El socialista Antonio Barrientos, acusado de blanqueo y cohecho, dimite hoy

El alcalde de Estepona (Málaga), Antonio Barrientos, del PSOE, salió ayer a las 20.22 de los destartalados juzgados de la ciudad camino de la prisión provincial de Alhaurín de la Torre. Barrientos, disimulando las esposas bajo una chaqueta e intentando componer una sonrisa, atravesó el pasillo formado por unas vallas amarillas de obra. Detrás de las barreras, en el lado izquierdo, se situaban los partidarios del regidor, que le jaleaban y aplaudían capitaneados por las tres concejalas socialistas también detenidas en la Operación Astapa contra la corrupción.

En el lado derecho, los detractores despedían al todavía alcalde con un torrente de insultos: "¡delincuente!", "¡corrupto!", "¡chorizo!". Varias de esas personas eran profesionales de la bronca que habían dedicado los mismos improperios a los fiscales anticorrupción de Málaga, Juan Carlos López Caballero y Francisco Jiménez Villarejo, sin saber quiénes eran. A medida que avanzaba por el pasillo humano, a Barrientos, de traje azul y barba de tres días, se le iba ensombreciendo el rostro.

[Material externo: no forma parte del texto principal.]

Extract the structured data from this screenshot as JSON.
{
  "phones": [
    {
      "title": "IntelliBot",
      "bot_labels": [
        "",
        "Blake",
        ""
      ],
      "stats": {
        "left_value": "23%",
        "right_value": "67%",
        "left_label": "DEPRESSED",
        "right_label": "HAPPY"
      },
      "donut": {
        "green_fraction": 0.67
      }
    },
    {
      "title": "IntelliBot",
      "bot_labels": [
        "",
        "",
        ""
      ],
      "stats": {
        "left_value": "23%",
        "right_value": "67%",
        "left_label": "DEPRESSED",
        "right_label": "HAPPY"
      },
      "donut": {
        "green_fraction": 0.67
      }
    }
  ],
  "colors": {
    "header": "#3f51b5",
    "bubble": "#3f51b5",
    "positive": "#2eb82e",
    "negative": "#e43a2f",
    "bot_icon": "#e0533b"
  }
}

Barrientos, de 47 años y alcalde desde 2003, está imputado por cohecho, tráfico de influencias, malversación de fondos públicos y blanqueo de capitales. Antes de comparecer ante la juez y de saber que iría a prisión, Barrientos firmó una carta dirigida al Pleno municipal en la que presenta su dimisión irrevocable y pide que se mantenga la presunción de inocencia, informaron a Efe fuentes de su defensa. Esta carta será presentada hoy por la mañana en el registro municipal. En los próximos días, Barrientos, médico de profesión, escribirá una carta abierta dirigida a los ciudadanos de Estepona.

En la última jornada de interrogatorios, la juez Isabel Conejo envió también a prisión al jefe de gabinete del alcalde, José Flores, verdadero hombre fuerte del ayuntamiento y del PSOE en la ciudad, y a Manuel Reina, concejal del partido posgilista PES (Partido Estepona). Además, la instructora, siguiendo la petición del fiscal, decretó libertad bajo fianza de 300.000 euros para el abogado Juan Simón, acusado de blanqueo, tráfico de influencias y cohecho, y de 50.000 euros para el concejal de Hacienda, el socialista Francisco Zamorano.

Los interrogados ayer, junto al edil del PES José Ignacio Crespo y el técnico del área de Urbanismo Xavier Wittmeur, encarcelados el jueves, conforman el núcleo duro de la trama corrupta destapada en la localidad vecina de Marbella, según los investigadores.

La operación se inició en la madrugada del martes, y ese mismo día por la noche la juez Isabel Conejo empezó a tomar declaración a los detenidos. La joven juez comenzó por los promotores y constructores acusados de pagar comisiones para conseguir la firma de convenios urbanísticos y licencias municipales de todo tipo. Entre ellos destacan el dueño de la constructora cordobesa Prasa, José Romero y el ex consejero delegado de la promotora Valle Romano, Luis Fernando Linares. Ambos quedaron en libertad bajo fianza de medio millón de euros.

La titular del Juzgado número 1 de Estepona, siguió con una lista de técnicos municipales de urbanismo y abogados y dejó para el final a los cargos públicos y políticos municipales, acusados de recibir los pagos ilegales de los empresarios y de contratar a familiares y amigos en el ayuntamiento sin mediar concurso.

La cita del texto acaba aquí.